Digamos que el tío Segismundo actuó como mi portal hacia otra dimensión. Es una buena analogía. Su depósito de cartón, al que podríamos llamar el residuo de su carácter, contenía libros de materias tabú aún para nuestra época. Había textos de filosofía moderna, historia de Oriente, física cuántica, ufología, viajes astrales, metempsicosis, estado del bardo, facultades parasensoriales, terapia subhipnótica y teosofía. Además de sendos ensayos, de puño y letra de mi tío, acerca de la inteligencia del Cosmos, de la decadencia del Hombre y de la agonía del mundo actual. Se imaginarán la hecatombe que produjeron en mí tales escritos, aunque lo más sorprendente fue otra cosa: su diario de vida.
Invierno
Me encandilé. Es una lástima que el hervor de la sangre, propio del entusiasmo, provoque obsesión y todas sus consecuencias. La desgastada caja de mi tío Segismundo operó en mí como un hallazgo revelador, fascinador; todo marchó de modo tan hipnótico que me aislé del mundo exterior, dejé de asistir a mis clases de la universidad y reprobé un par de ramos. Lo único que hacía era devorar textos que me remecían; por ejemplo, los ensayos escritos por mi tío, ensayos en que se repetía la idea de que nos hemos sostenido en visionarios que abrigaron la angustia de estos espacios infinitos, gente que concibió que vivimos un capítulo primario de la historia, una historia cuyos bestiales y obtusos personajes quizá nunca permitan su apogeo. Asimismo, los libros relativos a los planos del universo y a la intervención que la conciencia del hombre puede alcanzar en ellos, de intentarlo, me volaron la mente. Incluso hallé unas obras muy arcaicas y enigmáticas que me requirieron varios días de investigación, ya que estaban escritas en un idioma nuevo para mí (después supe que era sánscrito).

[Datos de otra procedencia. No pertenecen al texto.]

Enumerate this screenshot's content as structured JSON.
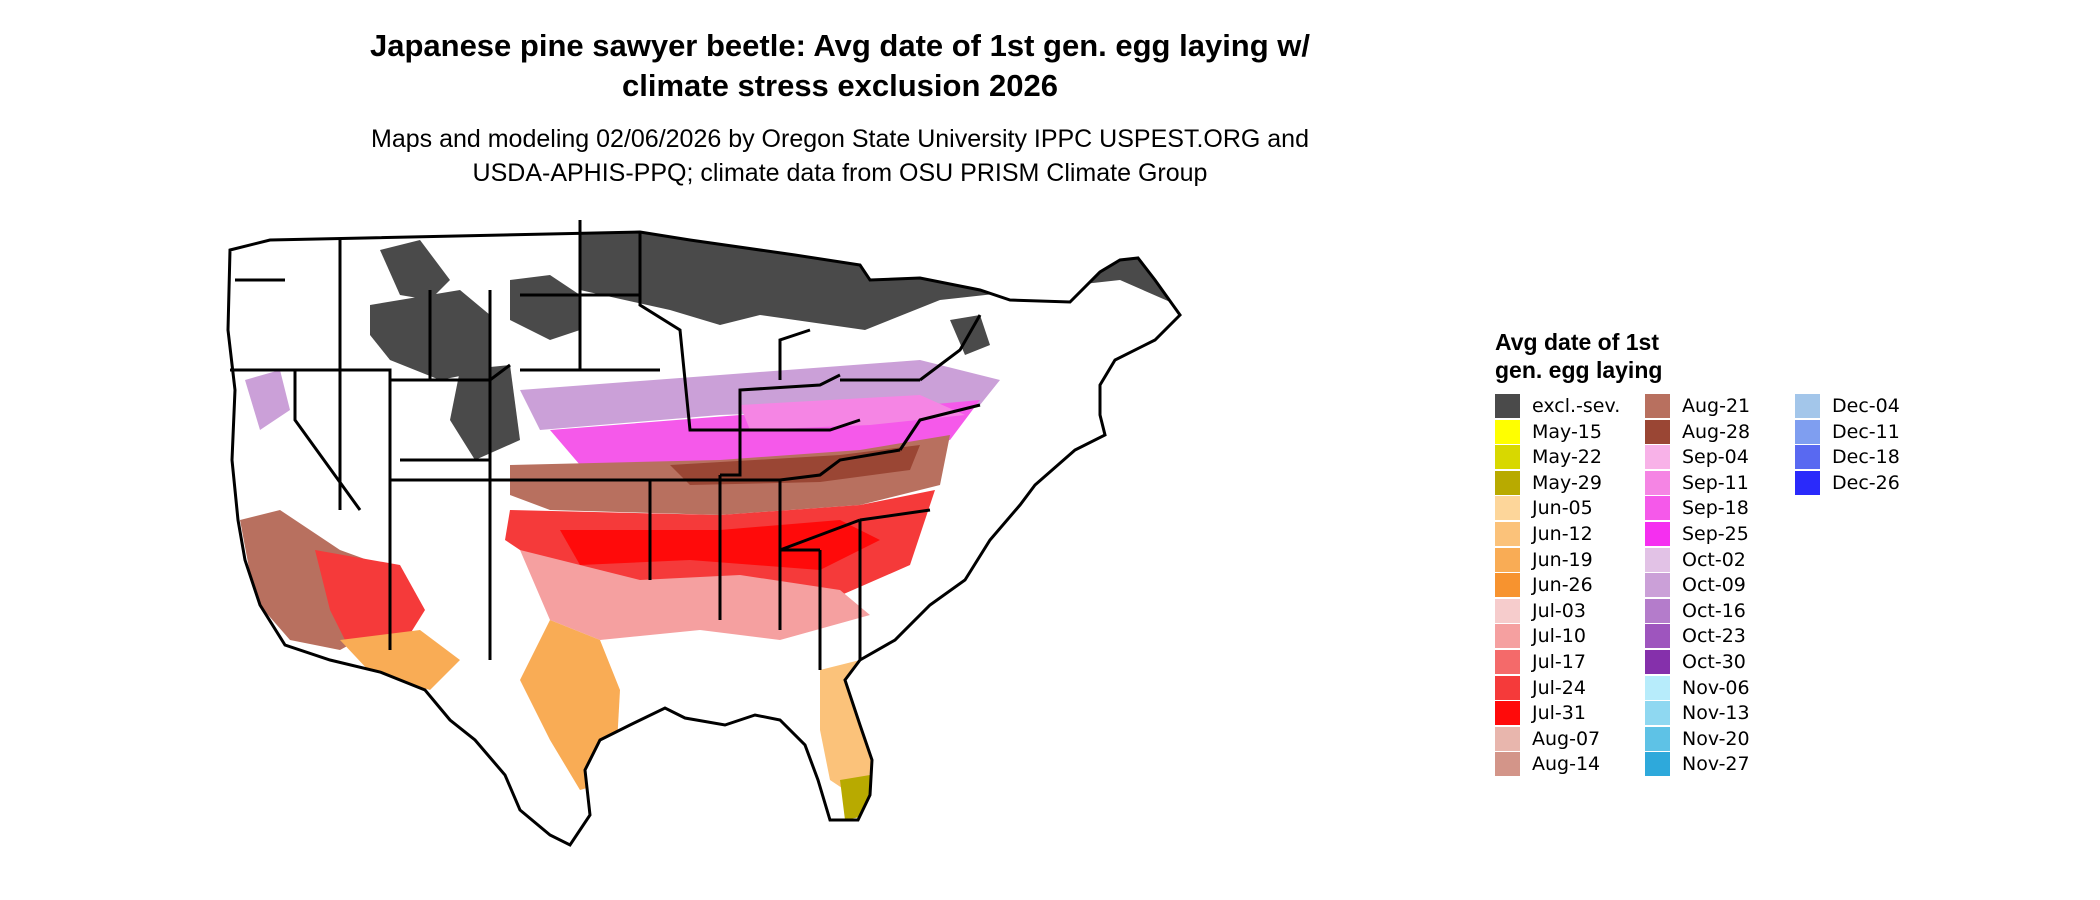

Había leído cerca de la mitad del material de la caja cuando me encontré con su diario de vida. Se trataba de un cuaderno con fechas esporádicas que iban desde 1972 hasta 1987. Su lectura era dificultosa; la caligrafía de mi tío era apresurada y el escrito estaba atestado de garabatos, diseños y apuntes con letra chica en torno al cuerpo principal de cada página, como si cada jornada hubiese sido redactada producto de un impulso incontenible. No quise leerlo de una sola vez, de rebato, sino que me di el tiempo de intercalarlo con otros textos; la idea era procesarlo, reflexionarlo, interpretarlo. Siendo honesto, quedé pasmado: su vida era fascinante, no precisamente por lo aventurera o novelesca, sino que por la complejidad de su carácter y lo que ello trajo consigo. Por medio del diario de vida, comprendí que mi tío Segismundo nunca transigió del todo con lo que le mostraban, de modo que emprendió una suerte de búsqueda mística algo errática, colmada de cuestionamientos existenciales y metafísicos.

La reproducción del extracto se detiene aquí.